After migrating our data to the AWS S3, we began work on the batch layer for the Zestimate pipeline. From a high-level, the Zestimate batch layer has a few components: first, we need to make available the raw, master dataset. Apache Spark allows us to read directly from S3, but some of our raw data sources suffer from the painful small-files problem in Hadoop. Simply put, big data systems expect to consume fewer large files rather than a lot of small files. Apache Spark suffers from this same problem. We rely heavily on vacuuming applications, such as Hadoop’s distcp, to aggregate data into larger files, by pulling from S3 and storing the aggregates on HDFS.
From there, our jobs read directly from HDFS: we begin with an ETL layer, responsible for producing training and scoring sets for our various models. Then, training and scoring takes place for about 100 M homes in the nation. Models, training and scoring sets, and performance metrics are all stored in a different bucket in S3, one for transformed data. This ensures that we’re distinguishing between the raw data (our master dataset) and the data derived from the raw data.
The ETL layer is responsible for interfacing with the master dataset and transforming it in order to arrive at cleaner, standardized datasets that are consumable by our Zestimate models. We have a wide variety of data sources that we deal with and so need to pull appropriate features from each to build a rich feature set. We invest a lot of time into ensuring our data is clean. As we know, garbage in, garbage out, and this holds true for the Zestimate algorithm. One example we always talk about is the case of fat-fingers. You can imagine that typing 500 square feet instead of 5000 square feet could drastically change how we perceive that home’s value. This cleaning process, in addition to the partitioning required, can be very expensive computationally. This is one area where a speed layer would need to be more nimble, as it won’t be able to look at historical data to make inferences about the quality of new data. After the ETL step, we can begin training models. Training, in our cases, requires large amounts of memory to support caching of training sets for various models. We train models on various geographies, making tradeoffs between data skew and volume of data available. Scoring is then done in parallel, using data partitioned in uniform chunks. At this point, we have a view created (the Zestimates for about 100M homes in the nation) as well as pre-trained models for the speed layer. But at this point, some of the facts that went into our model training and scoring could be out of date.

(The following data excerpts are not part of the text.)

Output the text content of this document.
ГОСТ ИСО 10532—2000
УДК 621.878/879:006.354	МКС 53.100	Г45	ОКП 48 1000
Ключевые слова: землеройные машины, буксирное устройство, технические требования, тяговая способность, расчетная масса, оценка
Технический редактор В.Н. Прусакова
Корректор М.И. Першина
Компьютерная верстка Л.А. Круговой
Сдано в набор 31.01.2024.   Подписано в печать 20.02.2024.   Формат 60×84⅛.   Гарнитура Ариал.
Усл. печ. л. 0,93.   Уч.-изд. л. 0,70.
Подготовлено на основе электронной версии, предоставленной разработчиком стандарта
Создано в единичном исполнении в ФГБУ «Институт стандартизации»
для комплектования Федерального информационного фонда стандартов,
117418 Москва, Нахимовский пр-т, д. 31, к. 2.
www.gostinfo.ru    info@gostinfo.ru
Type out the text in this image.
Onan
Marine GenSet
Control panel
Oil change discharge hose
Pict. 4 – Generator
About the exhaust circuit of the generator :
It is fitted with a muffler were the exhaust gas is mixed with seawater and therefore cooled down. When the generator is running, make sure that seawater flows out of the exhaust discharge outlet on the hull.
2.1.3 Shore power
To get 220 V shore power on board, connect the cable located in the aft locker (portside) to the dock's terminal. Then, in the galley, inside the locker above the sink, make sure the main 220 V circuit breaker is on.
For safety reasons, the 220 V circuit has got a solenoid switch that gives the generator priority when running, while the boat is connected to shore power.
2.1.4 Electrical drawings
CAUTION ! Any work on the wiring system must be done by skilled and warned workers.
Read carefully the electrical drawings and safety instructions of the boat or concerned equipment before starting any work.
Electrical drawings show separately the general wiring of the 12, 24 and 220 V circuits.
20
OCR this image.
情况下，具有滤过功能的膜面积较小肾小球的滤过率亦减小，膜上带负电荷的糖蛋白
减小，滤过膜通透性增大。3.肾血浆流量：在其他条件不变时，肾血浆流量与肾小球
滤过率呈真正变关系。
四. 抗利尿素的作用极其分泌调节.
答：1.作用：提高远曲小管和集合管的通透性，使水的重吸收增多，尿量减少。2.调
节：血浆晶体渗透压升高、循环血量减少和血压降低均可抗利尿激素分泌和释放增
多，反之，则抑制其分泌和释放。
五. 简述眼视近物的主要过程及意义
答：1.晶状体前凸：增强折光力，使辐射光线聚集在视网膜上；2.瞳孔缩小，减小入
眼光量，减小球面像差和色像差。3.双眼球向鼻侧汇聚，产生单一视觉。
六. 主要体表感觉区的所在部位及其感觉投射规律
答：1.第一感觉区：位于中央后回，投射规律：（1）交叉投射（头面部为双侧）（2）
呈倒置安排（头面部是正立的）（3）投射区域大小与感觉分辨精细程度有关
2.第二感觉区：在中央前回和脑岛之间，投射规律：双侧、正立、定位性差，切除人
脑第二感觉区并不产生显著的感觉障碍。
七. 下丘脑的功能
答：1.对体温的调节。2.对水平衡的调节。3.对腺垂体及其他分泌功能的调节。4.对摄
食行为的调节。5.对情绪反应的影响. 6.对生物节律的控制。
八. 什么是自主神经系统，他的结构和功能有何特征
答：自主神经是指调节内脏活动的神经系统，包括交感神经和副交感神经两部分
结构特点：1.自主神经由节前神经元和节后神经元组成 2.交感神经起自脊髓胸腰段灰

The number one source of Zestimate error is the facts that flow into it, like bedroom count, bathroom counts, and square footage.
We provide homeowners with a means for proactively making adjustments to their Zestimate. They can update a bathroom count or square footage and immediately see a change in their Zestimate.
Beyond that, we want to recalculate Zestimates when homes are listed on the market, because in these cases an off the market home is updated with all of the latest facts so that it is represented accurately on the market.
In lambda architecture, we want our speed layer to read from the same generic data-generating processes that our batch layer does. Amazon Kinesis (firehose and streams) makes it easy to both write to S3 as well as have consumers read directly from the stream. At this stage, you have the choice of which consumer to use. Spark Streaming can be used directly to enable code sharing (specifically, code relying on the Spark API) between the batch layer and the speed layer, but if Spark-specific code sharing is not a requirement, Amazon’s Kinesis Client Library (which Spark Streaming relies on) is a good solution.
In our case, we built our Kinesis Consumer with just the Kinesis Client Library, for three reasons: (1) simplicity, (2) lack of spark processing, and (3) Elastic MapReduce would be more expensive than a small Elastic ComputeCloud (EC2) instance.